Technologies and Methods Used
I used a variety of technologies throughout the fine-tuning process. Detailed explanations will come in later installments, but here is an overview:
| Technology | Overview | Coverage in This Series |
|---|---|---|
| Quantization | Reducing the precision of model weights to save memory | Explained in Part 3 |
| LoRA (Low-Rank Adaptation) | Fine-tuning by training only a small number of additional parameters | Explained in Part 3 |
| SFTTrainer | HuggingFace’s supervised fine-tuning trainer | Used in Part 4 |
| GGUF conversion | Converting models for local inference | Used in Part 4 |
| OpenAI Fine-tuning API | API-based fine-tuning | Detailed in Part 5 |
Series Roadmap
This series is planned for a total of 8 installments. Here is a brief summary of each:
| Part | Title | Content |
|---|---|---|
| Part 1 (this article) | The Beginning and the Big Picture | Project motivation, Senrigan service overview, overall architecture |
| Part 2 | The Local GPU Challenge and Defeat | Taking on ELYZA 8B with an RTX 3060, and giving up due to VRAM limitations |
| Part 3 | LoRA and Quantization Explained | Illustrated explanation of the lightweight fine-tuning techniques |
| Part 4 | Stock Prediction on Colab | Trial and error with 3 models — from the Mount Fuji experiment to real data |
| Part 5 | OpenAI API Fine-Tuning | From the pivot in strategy to training completion in just 8 minutes |
| Part 6 | Training Data Design | Integrating 5 data types, data cleaning, and creating ground-truth labels |
| Part 7 | Choosing a Translation LLM | From DeepSeek to ChatGPT — how chasing low costs led to a painful lesson |
| Part 8 | MySQL to Firestore Migration and Production | The RDB-to-NoSQL challenges and cost optimization strategies |
While the focus is on technical content, I also plan to share the decision-making process as an independent developer and the lessons learned from failures along the way.

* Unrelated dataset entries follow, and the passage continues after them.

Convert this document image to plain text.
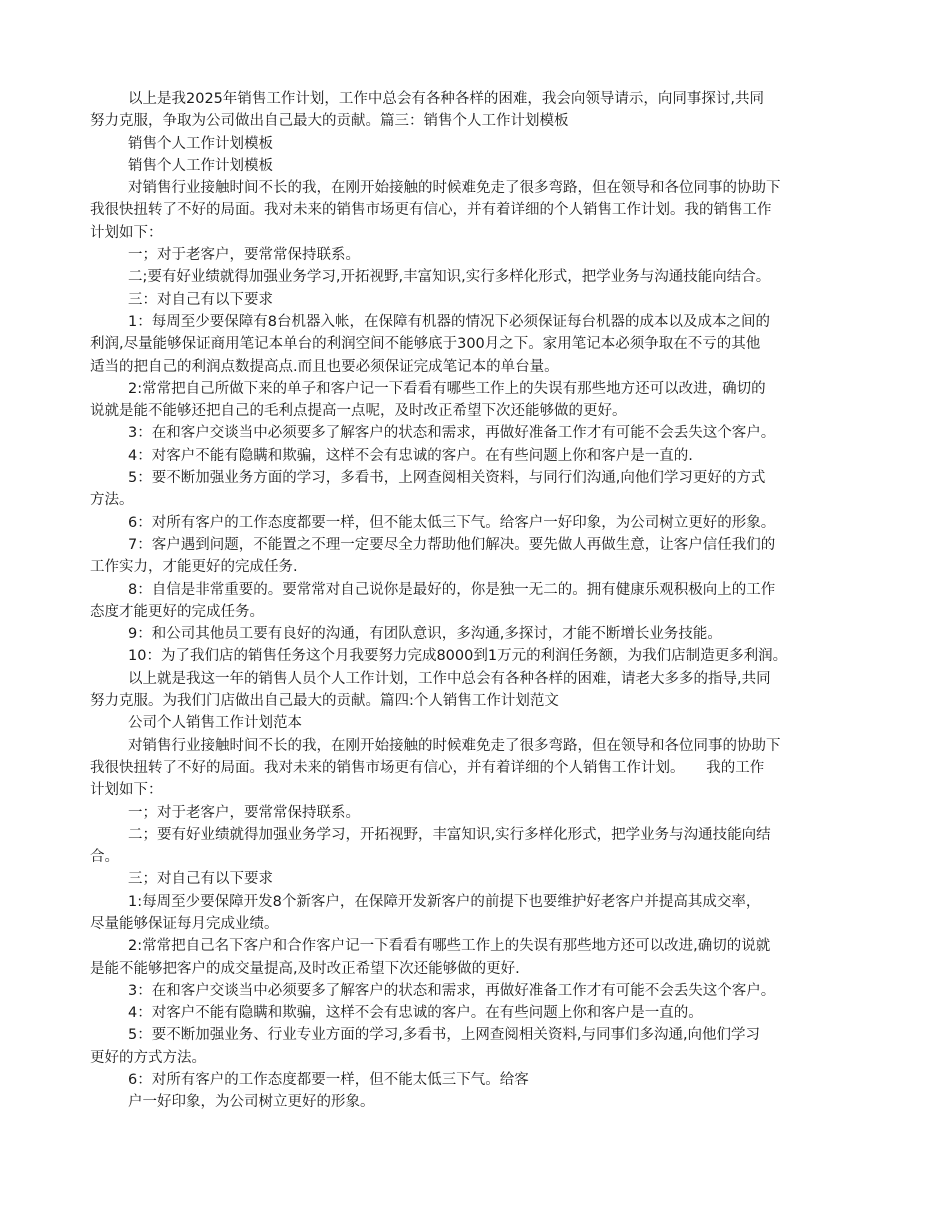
以上是我2025年销售工作计划，工作中总会有各种各样的困难，我会向领导请示，向同事探讨,共同
努力克服，争取为公司做出自己最大的贡献。篇三：销售个人工作计划模板
销售个人工作计划模板
销售个人工作计划模板
对销售行业接触时间不长的我，在刚开始接触的时候难免走了很多弯路，但在领导和各位同事的协助下
我很快扭转了不好的局面。我对未来的销售市场更有信心，并有着详细的个人销售工作计划。我的销售工作
计划如下：
一；对于老客户，要常常保持联系。
二;要有好业绩就得加强业务学习,开拓视野,丰富知识,实行多样化形式，把学业务与沟通技能向结合。
三：对自己有以下要求
1：每周至少要保障有8台机器入帐，在保障有机器的情况下必须保证每台机器的成本以及成本之间的
利润,尽量能够保证商用笔记本单台的利润空间不能够底于300月之下。家用笔记本必须争取在不亏的其他
适当的把自己的利润点数提高点.而且也要必须保证完成笔记本的单台量。
2:常常把自己所做下来的单子和客户记一下看看有哪些工作上的失误有那些地方还可以改进，确切的
说就是能不能够还把自己的毛利点提高一点呢，及时改正希望下次还能够做的更好。
3：在和客户交谈当中必须要多了解客户的状态和需求，再做好准备工作才有可能不会丢失这个客户。
4：对客户不能有隐瞒和欺骗，这样不会有忠诚的客户。在有些问题上你和客户是一直的.
5：要不断加强业务方面的学习，多看书，上网查阅相关资料，与同行们沟通,向他们学习更好的方式
方法。
6：对所有客户的工作态度都要一样，但不能太低三下气。给客户一好印象，为公司树立更好的形象。
7：客户遇到问题，不能置之不理一定要尽全力帮助他们解决。要先做人再做生意，让客户信任我们的
工作实力，才能更好的完成任务.
8：自信是非常重要的。要常常对自己说你是最好的，你是独一无二的。拥有健康乐观积极向上的工作
态度才能更好的完成任务。
9：和公司其他员工要有良好的沟通，有团队意识，多沟通,多探讨，才能不断增长业务技能。
10：为了我们店的销售任务这个月我要努力完成8000到1万元的利润任务额，为我们店制造更多利润。
以上就是我这一年的销售人员个人工作计划，工作中总会有各种各样的困难，请老大多多的指导,共同
努力克服。为我们门店做出自己最大的贡献。篇四:个人销售工作计划范文
公司个人销售工作计划范本
对销售行业接触时间不长的我，在刚开始接触的时候难免走了很多弯路，但在领导和各位同事的协助下
我很快扭转了不好的局面。我对未来的销售市场更有信心，并有着详细的个人销售工作计划。　　我的工作
计划如下：
一；对于老客户，要常常保持联系。
二；要有好业绩就得加强业务学习，开拓视野，丰富知识,实行多样化形式，把学业务与沟通技能向结
合。
三；对自己有以下要求
1:每周至少要保障开发8个新客户，在保障开发新客户的前提下也要维护好老客户并提高其成交率，
尽量能够保证每月完成业绩。
2:常常把自己名下客户和合作客户记一下看看有哪些工作上的失误有那些地方还可以改进,确切的说就
是能不能够把客户的成交量提高,及时改正希望下次还能够做的更好.
3：在和客户交谈当中必须要多了解客户的状态和需求，再做好准备工作才有可能不会丢失这个客户。
4：对客户不能有隐瞒和欺骗，这样不会有忠诚的客户。在有些问题上你和客户是一直的。
5：要不断加强业务、行业专业方面的学习,多看书，上网查阅相关资料,与同事们多沟通,向他们学习
更好的方式方法。
6：对所有客户的工作态度都要一样，但不能太低三下气。给客
户一好印象，为公司树立更好的形象。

The Context of Independent Development
There is one thing I want to emphasize.
This project is, through and through, independent development. I do not have access to abundant GPU clusters, nor do I have a team of data scientists. All I had was a laptop with an RTX 3060, Google Colab’s free tier, and some OpenAI API credits.

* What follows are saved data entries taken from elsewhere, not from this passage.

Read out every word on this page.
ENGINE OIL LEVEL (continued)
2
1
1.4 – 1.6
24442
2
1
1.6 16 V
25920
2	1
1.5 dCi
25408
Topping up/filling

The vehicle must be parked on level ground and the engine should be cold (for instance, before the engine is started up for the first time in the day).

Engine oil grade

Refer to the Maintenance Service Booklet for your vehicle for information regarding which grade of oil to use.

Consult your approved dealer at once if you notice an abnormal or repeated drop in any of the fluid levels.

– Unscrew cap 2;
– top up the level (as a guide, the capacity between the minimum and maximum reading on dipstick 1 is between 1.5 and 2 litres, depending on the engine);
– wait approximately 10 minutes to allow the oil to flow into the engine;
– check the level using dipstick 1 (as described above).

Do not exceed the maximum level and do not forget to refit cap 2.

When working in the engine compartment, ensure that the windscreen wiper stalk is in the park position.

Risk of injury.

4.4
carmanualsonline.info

Within those constraints, “how to realistically leverage LLMs” is the consistent theme running through this entire series. Even without cutting-edge GPUs or large-scale infrastructure, with enough ingenuity, you can integrate LLMs into your own service. I would be happy if I can show you that path.
In the next installment, I will tell the story of my first challenge — attempting fine-tuning on a local GPU (RTX 3060) — and how it ended in spectacular defeat.